Here’s what I just submitted:

Submission to the BC Legislature’s Select Standing Committee on Health

From: Seth Klein, BC Director, Canadian Centre for Policy Alternatives

Re. Sustainability of the Health Care System

Date: Jan 13, 2012

Thank you for this opportunity to offer this written submission to your committee’s deliberations.

Given the topic you are investigating, I want to make sure that you are familiar with some relevant peer-reviewed reports that have been published by our institute.

Of most direct relevance is a 2006 report by our senior economist Marc Lee entitled Is BC’s Health Care System Sustainable? A Closer look at the Costs of Aging and technology. The report can also be found here.

Like your committee’s mandate, this report estimated the financial implications of demographic trends on the health care system into the 2030s. Among the report’s key findings:

This paper finds that population aging, in and of itself, is but a small contributor to rising cost pressures in the health care system. Based on current projections there is little to suggest a demographic time-bomb about to go off. Instead, the real challenge for financing the health care system is advances in technological possibilities, broadly defined to include pharmaceutical drugs, new surgical techniques, new diagnostic and imaging technologies, and end-of-life care. These challenges can be addressed most efficiently and equitably in the context of a public system…

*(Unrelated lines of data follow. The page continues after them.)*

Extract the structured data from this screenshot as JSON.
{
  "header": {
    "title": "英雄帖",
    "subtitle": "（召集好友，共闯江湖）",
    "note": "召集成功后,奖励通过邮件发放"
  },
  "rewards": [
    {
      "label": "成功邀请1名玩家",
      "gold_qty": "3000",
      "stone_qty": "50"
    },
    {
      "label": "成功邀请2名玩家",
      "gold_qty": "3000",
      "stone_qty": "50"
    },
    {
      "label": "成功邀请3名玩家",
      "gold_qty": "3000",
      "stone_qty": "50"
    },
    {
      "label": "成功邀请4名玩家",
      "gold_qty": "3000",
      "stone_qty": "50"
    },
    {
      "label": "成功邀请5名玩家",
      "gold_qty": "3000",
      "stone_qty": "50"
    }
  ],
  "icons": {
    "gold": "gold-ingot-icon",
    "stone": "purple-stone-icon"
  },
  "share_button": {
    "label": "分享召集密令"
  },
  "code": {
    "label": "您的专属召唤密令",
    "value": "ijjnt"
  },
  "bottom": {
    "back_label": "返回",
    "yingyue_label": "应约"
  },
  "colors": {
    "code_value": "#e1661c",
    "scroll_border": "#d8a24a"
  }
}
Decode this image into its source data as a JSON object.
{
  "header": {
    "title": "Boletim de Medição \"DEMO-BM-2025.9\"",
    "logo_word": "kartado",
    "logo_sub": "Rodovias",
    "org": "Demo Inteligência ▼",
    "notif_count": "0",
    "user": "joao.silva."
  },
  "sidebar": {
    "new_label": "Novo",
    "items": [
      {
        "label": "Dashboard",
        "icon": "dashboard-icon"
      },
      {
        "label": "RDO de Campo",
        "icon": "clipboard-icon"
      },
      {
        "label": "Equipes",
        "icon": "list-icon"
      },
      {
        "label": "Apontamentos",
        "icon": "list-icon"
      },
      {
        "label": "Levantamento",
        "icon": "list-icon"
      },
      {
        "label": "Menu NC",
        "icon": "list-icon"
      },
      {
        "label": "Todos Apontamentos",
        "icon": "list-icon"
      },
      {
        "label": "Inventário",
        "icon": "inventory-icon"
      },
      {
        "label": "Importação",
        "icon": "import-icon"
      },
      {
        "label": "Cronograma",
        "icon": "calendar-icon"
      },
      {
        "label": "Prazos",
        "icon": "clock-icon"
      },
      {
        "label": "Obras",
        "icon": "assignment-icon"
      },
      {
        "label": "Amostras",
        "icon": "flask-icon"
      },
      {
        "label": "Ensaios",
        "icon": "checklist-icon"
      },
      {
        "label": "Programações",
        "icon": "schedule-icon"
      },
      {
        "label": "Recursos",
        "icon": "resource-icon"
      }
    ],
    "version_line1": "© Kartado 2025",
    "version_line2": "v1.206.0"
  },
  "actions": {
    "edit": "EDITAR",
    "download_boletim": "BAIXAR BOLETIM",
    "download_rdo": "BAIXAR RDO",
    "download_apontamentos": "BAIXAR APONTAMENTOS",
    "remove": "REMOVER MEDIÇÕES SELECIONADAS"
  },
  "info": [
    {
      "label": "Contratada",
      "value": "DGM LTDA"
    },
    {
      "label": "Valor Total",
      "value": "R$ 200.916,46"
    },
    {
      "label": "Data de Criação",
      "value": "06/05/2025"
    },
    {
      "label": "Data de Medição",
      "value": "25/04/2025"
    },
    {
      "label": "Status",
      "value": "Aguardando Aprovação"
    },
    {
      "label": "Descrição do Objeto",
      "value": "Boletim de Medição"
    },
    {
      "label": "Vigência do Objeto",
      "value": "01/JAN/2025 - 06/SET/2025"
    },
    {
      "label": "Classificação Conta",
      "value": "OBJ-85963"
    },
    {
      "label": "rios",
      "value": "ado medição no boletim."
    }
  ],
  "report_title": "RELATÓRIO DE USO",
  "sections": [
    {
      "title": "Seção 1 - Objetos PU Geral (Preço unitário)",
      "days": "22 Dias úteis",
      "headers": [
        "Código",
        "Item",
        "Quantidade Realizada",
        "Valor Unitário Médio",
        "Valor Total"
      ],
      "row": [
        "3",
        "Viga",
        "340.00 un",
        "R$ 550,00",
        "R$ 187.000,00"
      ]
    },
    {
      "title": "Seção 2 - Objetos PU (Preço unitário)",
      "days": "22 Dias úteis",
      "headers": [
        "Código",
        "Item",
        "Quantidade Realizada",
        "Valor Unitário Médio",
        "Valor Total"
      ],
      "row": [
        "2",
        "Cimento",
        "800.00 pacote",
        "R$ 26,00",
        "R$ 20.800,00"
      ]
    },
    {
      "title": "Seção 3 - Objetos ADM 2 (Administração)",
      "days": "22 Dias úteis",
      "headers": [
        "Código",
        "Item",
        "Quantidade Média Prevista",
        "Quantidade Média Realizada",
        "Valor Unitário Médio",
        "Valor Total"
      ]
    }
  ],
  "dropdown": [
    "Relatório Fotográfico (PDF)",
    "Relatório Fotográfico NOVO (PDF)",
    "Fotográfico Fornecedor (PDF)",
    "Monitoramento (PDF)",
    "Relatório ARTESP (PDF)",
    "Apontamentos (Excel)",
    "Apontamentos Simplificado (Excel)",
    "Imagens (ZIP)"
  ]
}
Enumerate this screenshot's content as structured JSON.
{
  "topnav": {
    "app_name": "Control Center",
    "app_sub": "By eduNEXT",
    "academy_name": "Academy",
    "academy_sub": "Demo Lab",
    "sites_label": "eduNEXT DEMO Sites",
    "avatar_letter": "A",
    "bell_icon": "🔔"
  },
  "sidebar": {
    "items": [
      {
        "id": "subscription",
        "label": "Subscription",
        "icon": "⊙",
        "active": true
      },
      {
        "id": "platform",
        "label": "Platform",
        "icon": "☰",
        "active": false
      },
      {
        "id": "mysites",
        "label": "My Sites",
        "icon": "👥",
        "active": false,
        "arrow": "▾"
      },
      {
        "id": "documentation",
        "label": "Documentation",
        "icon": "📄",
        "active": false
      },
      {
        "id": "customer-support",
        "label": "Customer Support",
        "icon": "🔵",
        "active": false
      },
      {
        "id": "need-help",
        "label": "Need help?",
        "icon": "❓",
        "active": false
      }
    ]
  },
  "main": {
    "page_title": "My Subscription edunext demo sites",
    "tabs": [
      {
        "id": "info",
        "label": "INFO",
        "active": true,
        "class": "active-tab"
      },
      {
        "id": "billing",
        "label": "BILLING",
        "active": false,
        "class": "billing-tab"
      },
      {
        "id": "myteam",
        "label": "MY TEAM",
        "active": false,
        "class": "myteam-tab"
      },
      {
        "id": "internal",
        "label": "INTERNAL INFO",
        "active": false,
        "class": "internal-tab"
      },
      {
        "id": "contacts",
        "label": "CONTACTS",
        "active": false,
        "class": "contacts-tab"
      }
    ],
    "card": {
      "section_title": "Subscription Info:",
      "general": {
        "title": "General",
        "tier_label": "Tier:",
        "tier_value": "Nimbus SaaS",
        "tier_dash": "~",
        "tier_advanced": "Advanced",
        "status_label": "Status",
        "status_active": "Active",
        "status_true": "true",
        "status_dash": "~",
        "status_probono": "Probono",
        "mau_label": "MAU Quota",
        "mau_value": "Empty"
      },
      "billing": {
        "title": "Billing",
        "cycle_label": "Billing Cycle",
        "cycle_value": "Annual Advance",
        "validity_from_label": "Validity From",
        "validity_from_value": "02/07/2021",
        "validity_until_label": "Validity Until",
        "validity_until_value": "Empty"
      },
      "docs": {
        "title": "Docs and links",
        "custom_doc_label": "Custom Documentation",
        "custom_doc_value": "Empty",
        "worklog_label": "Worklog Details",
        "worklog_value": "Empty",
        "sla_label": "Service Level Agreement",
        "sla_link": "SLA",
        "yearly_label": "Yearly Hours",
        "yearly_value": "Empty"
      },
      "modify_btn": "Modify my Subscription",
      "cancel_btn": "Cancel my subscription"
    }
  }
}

  • Population aging has been a cost driver in the system, but a very small one compared to other sources. The impact of population aging was 0.9% per year over the 1995 to 2005 period. This is consistent with other studies of population aging.
  • Inflation (as reflected in salary increases and higher cost of supplies) has been the biggest cost driver over the 1995 to 2005 period, with increases averaging 2.4% per year, followed by population growth at 1.2% per year.
  • The expansion (or “enrichment”) of health care services over time (such as new technologies, long-term care, home care and pharmaceutical drugs) is also an important factor. The average British Columbian receives one and a half times more health care services as his or her equivalent 30 years ago.

I would also like to draw you attention to a number of other CCPA reports relevant to your work:

  • Why Wait? Public Solutions to Cure Surgical Waitlists, by Alicia Priest, Michael Rachlis and Marcy Cohen (2007), available here.
  • What’s in a Scan? How well are consumers informed about the benefits and harms related to screening technology (CT and PET scans) in Canada, by Alan Cassels et al (2009), looks at how unnecessary and sometimes harmful scans can drive up health care costs. It is available here.
  • An Uncertain Future for Seniors: BC’s restructuring of home and community care, 2001-2008, by Marcy Cohen et al (2009), looks at how inadequate investment in community care is placing more pressure on the more expensive acute care system. It is available here.
  • Innovations in Community Care: From Pilot Project to System Change, by Cohen et al (2009), is a companion paper that highlight successful innovations that, if scaled-up province-wide, could take pressure off the acute care system. It is available here.
  • The Cost of Poverty in BC, by Iglika Ivanova (2011), looks at how poverty increases costs to the health care system. In particular, it finds that poverty in BC is adding an additional $1.2 billion per year to the province’s health care system. It is available here.

Thank you for this opportunity.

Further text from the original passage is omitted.